The study has several clinical, policy, and research implications. Rehabilitation programs should focus on enhancing self-efficacy through targeted interventions, such as cognitive-behavioral therapy, motivational enhancement techniques, and relapse prevention training. Policymakers should expand access to rehabilitation services and incorporate training in self-efficacy in their public health campaigns for alcohol recovery.

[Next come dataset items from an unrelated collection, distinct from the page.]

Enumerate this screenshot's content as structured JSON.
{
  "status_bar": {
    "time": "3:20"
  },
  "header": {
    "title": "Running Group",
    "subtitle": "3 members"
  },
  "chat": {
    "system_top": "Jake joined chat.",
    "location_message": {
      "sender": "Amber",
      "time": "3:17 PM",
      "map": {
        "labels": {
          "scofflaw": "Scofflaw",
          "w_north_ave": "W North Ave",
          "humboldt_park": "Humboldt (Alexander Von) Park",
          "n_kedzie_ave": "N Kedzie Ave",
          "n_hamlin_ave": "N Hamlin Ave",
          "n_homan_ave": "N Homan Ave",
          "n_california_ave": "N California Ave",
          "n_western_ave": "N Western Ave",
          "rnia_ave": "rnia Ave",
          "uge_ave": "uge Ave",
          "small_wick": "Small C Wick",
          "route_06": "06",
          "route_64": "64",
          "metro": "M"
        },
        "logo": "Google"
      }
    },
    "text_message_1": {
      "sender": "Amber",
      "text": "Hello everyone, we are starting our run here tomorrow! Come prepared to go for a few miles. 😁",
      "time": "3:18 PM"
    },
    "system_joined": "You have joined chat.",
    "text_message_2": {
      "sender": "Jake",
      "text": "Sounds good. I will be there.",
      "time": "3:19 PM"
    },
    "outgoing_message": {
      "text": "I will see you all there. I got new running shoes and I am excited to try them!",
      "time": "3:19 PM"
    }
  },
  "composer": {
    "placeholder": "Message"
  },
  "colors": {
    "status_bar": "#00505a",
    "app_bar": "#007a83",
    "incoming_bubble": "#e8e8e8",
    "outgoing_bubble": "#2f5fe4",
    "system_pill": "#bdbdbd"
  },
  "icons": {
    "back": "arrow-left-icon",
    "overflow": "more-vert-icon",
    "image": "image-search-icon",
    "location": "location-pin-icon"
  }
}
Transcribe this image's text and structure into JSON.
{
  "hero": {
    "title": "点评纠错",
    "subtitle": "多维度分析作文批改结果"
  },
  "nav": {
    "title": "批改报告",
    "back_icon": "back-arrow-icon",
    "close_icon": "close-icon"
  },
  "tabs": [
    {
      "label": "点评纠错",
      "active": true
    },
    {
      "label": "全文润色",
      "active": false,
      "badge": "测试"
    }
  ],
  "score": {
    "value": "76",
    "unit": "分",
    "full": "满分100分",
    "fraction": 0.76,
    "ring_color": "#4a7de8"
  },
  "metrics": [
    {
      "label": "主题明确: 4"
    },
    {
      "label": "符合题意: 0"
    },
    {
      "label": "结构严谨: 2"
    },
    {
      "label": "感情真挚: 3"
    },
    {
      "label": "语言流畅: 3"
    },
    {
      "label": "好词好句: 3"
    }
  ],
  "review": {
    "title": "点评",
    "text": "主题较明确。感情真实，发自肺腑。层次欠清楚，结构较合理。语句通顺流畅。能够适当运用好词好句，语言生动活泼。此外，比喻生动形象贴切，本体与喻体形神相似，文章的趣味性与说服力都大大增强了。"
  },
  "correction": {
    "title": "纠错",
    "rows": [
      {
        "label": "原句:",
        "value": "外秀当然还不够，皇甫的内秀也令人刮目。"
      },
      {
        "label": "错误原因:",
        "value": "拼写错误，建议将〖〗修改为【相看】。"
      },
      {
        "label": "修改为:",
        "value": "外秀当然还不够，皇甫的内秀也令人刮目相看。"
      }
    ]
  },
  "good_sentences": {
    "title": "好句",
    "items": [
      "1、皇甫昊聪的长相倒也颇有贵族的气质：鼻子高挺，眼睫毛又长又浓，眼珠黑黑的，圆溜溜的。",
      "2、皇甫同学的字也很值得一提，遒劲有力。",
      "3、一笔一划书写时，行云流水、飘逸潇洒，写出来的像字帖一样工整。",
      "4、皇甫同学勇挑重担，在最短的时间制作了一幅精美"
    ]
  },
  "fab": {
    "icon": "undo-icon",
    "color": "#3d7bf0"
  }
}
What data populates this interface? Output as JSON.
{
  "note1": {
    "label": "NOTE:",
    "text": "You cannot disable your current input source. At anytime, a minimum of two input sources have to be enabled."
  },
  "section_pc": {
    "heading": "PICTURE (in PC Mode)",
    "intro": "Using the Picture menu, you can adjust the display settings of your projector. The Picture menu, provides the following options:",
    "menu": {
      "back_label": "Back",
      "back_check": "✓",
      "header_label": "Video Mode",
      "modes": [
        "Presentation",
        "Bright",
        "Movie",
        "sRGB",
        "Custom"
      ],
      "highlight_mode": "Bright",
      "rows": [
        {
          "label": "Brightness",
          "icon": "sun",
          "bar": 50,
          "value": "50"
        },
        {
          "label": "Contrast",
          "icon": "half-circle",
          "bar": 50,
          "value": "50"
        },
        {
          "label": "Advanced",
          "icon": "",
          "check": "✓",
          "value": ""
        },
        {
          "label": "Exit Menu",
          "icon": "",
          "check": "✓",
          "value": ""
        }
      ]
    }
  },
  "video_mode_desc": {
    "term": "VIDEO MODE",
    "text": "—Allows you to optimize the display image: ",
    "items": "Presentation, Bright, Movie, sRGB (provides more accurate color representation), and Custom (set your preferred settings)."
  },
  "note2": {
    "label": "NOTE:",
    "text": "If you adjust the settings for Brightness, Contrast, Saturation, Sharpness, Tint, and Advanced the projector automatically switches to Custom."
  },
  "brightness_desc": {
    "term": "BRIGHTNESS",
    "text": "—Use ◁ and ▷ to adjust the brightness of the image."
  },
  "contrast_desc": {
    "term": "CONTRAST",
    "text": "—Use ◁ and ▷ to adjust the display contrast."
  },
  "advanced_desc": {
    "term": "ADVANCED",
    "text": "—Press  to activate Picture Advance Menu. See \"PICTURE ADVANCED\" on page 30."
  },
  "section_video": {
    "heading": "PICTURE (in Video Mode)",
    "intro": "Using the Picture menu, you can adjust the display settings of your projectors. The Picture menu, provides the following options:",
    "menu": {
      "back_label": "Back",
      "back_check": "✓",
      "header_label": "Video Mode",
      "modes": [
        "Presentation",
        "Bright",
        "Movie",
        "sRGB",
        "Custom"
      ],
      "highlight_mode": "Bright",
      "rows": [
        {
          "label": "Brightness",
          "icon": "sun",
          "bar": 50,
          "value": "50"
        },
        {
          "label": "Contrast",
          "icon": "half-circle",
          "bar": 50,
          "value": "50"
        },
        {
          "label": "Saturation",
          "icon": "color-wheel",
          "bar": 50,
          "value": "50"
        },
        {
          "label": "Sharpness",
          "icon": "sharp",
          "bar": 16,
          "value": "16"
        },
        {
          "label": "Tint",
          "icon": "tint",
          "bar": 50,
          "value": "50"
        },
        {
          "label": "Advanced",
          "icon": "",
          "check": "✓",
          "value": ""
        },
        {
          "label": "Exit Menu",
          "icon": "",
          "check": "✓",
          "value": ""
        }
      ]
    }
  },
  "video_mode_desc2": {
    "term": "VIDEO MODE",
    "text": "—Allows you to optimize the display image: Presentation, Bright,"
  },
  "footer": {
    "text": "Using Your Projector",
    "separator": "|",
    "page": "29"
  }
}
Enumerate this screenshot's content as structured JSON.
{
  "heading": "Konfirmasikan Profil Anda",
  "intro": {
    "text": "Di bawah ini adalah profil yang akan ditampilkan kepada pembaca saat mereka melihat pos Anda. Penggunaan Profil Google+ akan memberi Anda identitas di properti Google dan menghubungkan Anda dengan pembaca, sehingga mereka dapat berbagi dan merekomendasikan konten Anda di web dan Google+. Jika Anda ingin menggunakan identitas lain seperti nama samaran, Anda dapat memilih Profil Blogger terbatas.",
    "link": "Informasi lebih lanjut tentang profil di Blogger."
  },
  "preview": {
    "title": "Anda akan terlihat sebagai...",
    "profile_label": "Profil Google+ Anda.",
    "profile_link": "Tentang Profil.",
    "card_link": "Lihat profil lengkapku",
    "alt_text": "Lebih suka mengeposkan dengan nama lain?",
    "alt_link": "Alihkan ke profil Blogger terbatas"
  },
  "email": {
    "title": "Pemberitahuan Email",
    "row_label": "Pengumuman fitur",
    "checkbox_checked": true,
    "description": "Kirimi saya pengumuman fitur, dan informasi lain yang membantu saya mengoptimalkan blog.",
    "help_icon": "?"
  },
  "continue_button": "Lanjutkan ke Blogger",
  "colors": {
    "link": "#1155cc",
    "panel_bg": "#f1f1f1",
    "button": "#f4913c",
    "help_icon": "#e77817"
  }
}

Future research should continue to explore the long-term role of social support in maintaining recovery, consider other psychological factors that drive behavior change, and consider various forms of social support, such as family, peer, or professional social support.
Overall, the study points to the need for not only the structured environments of treatment but also relevant recovery interventions that focus on the psychological resilience and motivation of alcohol users, rather than just social support.